At the same time, family intervention specialists, tutoring programs, group homes, doctors, dentists, drivers and all the other service providers the state plans to rely on aren't going to increase their offerings - and hire and spend months training staff - on rosy, vague talk alone.

And some of the good programs that could take Hickey's less violent wards, such as community conferencing and the Baltimore City juvenile drug court, lost funding or staffing in the past year. The state's capacity to provide intensive family services has declined 48 percent in the past 18 months through budget cuts and attrition, according to Advocates for Children and Youth.

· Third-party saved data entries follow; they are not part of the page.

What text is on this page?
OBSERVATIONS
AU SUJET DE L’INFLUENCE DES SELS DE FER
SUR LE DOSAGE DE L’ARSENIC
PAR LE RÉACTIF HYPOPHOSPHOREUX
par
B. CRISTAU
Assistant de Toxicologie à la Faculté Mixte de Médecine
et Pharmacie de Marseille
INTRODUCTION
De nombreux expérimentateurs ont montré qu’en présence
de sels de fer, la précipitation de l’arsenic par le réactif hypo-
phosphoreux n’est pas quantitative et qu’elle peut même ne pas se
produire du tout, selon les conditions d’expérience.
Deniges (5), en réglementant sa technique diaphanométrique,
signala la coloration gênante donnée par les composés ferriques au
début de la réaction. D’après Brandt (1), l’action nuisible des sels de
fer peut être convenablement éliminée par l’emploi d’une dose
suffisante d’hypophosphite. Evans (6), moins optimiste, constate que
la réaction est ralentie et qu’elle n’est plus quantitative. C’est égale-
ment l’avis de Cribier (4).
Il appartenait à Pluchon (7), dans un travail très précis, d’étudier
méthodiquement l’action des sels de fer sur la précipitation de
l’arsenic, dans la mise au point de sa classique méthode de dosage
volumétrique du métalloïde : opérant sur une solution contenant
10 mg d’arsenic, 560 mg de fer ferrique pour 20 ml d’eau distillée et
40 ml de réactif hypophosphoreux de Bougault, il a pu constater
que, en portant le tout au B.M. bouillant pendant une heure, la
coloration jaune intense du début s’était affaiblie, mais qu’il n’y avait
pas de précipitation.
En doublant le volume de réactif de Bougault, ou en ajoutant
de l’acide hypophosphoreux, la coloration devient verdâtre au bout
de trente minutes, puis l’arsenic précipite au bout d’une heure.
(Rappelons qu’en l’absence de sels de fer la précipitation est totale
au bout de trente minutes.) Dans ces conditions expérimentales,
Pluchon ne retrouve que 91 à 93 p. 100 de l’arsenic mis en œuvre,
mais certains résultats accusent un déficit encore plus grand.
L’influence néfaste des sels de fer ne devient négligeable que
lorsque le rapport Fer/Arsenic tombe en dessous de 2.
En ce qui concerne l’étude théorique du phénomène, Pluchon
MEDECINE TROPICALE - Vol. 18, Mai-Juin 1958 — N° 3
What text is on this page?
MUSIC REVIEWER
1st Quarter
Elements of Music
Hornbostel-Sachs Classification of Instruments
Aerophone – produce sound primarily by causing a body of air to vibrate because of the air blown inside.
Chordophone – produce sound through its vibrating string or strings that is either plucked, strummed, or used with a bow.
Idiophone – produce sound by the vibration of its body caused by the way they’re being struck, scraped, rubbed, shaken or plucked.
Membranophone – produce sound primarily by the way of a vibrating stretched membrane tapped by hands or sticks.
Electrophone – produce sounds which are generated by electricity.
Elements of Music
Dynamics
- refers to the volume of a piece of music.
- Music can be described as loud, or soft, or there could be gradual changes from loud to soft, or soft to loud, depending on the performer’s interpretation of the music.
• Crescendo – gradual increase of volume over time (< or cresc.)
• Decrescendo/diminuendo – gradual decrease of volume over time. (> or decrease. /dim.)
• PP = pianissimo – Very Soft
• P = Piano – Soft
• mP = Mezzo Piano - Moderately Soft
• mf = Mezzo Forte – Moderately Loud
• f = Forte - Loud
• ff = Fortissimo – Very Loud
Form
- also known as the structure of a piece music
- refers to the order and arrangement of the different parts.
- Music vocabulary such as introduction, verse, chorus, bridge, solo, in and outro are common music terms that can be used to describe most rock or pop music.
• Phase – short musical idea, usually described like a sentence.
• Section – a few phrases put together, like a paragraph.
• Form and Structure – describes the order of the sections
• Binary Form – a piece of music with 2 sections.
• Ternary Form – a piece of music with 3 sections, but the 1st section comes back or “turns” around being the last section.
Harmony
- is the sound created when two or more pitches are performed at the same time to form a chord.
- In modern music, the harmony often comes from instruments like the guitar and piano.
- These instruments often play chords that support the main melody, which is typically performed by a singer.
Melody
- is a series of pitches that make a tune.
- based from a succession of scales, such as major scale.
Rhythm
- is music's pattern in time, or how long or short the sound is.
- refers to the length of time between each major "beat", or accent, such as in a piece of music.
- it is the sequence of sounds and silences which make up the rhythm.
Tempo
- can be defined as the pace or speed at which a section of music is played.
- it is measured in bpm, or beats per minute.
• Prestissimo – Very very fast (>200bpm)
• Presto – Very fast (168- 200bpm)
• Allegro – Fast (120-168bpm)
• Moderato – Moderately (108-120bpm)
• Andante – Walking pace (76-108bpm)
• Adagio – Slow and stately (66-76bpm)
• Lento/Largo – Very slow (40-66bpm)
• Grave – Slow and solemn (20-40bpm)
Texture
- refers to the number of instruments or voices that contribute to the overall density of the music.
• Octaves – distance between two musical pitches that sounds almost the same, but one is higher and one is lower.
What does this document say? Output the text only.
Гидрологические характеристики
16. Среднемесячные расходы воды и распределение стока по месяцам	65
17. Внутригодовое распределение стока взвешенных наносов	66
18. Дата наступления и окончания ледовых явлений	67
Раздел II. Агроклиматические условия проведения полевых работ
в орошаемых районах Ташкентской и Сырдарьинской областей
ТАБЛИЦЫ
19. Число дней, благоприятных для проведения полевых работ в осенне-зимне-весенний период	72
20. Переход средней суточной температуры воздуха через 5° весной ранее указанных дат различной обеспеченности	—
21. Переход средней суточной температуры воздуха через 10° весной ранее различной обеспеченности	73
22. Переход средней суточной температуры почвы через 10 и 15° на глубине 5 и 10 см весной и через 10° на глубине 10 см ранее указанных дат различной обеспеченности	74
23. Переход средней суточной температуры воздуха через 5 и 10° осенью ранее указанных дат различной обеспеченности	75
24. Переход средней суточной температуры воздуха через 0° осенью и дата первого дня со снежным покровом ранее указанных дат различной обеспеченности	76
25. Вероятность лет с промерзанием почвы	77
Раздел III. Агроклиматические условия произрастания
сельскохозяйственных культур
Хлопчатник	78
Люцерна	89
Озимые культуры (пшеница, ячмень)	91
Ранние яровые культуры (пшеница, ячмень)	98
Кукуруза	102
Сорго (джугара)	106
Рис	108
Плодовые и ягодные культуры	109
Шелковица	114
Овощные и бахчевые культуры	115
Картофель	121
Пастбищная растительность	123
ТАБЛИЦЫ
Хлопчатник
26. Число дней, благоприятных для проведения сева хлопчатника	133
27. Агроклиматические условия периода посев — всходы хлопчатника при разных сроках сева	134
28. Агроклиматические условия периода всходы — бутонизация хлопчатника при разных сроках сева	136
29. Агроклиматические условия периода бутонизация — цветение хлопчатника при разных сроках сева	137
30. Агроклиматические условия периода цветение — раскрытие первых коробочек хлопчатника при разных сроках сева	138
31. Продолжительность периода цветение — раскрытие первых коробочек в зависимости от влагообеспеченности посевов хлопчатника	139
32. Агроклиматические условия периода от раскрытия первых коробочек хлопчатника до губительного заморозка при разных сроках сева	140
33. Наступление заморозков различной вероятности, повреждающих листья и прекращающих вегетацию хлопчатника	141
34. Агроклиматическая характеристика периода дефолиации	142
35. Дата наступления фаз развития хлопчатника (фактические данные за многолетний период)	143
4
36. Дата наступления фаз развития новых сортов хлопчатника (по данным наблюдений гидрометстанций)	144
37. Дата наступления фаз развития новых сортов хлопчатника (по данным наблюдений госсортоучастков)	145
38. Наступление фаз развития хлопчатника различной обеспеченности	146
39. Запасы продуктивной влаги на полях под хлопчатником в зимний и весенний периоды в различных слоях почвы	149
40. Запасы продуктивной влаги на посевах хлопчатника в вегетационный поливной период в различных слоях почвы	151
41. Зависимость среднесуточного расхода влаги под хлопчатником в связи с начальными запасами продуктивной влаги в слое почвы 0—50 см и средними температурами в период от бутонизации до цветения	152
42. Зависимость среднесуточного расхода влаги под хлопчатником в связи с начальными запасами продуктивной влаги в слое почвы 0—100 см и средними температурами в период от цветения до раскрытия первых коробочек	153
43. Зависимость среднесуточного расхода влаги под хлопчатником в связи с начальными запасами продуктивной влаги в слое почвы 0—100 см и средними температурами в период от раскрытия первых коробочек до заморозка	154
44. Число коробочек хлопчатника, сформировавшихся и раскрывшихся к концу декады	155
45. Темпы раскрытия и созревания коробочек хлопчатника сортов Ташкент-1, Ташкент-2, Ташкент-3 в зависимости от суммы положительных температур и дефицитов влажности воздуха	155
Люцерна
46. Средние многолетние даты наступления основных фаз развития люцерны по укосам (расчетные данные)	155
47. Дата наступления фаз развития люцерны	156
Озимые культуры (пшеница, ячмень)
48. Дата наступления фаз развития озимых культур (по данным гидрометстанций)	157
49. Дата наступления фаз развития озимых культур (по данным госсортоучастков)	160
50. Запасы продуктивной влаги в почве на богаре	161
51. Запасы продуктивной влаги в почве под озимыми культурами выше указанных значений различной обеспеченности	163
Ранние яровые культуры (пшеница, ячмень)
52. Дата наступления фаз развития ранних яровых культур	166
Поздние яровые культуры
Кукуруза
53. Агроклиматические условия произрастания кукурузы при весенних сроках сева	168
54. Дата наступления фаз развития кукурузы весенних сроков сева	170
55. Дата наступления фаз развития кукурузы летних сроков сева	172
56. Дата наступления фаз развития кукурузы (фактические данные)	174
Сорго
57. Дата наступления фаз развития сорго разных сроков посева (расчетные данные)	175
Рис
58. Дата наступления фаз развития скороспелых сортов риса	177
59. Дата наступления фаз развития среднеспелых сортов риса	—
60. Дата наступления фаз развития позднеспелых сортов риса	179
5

While the Department of Juvenile Services says it can secure placements for all who will likely be left at Hickey on its close date, Nov. 30, it does not have a stellar record. It still hasn't solved the continuing problem of "pending placement" kids, those the court has assigned to treatment or other care but for whom the department hasn't yet found a spot. If it had enough capacity now, it wouldn't have any pending placement kids.

DJS has less than five months to make this work. It must tell legislators, its private partners and the public exactly how it will do so.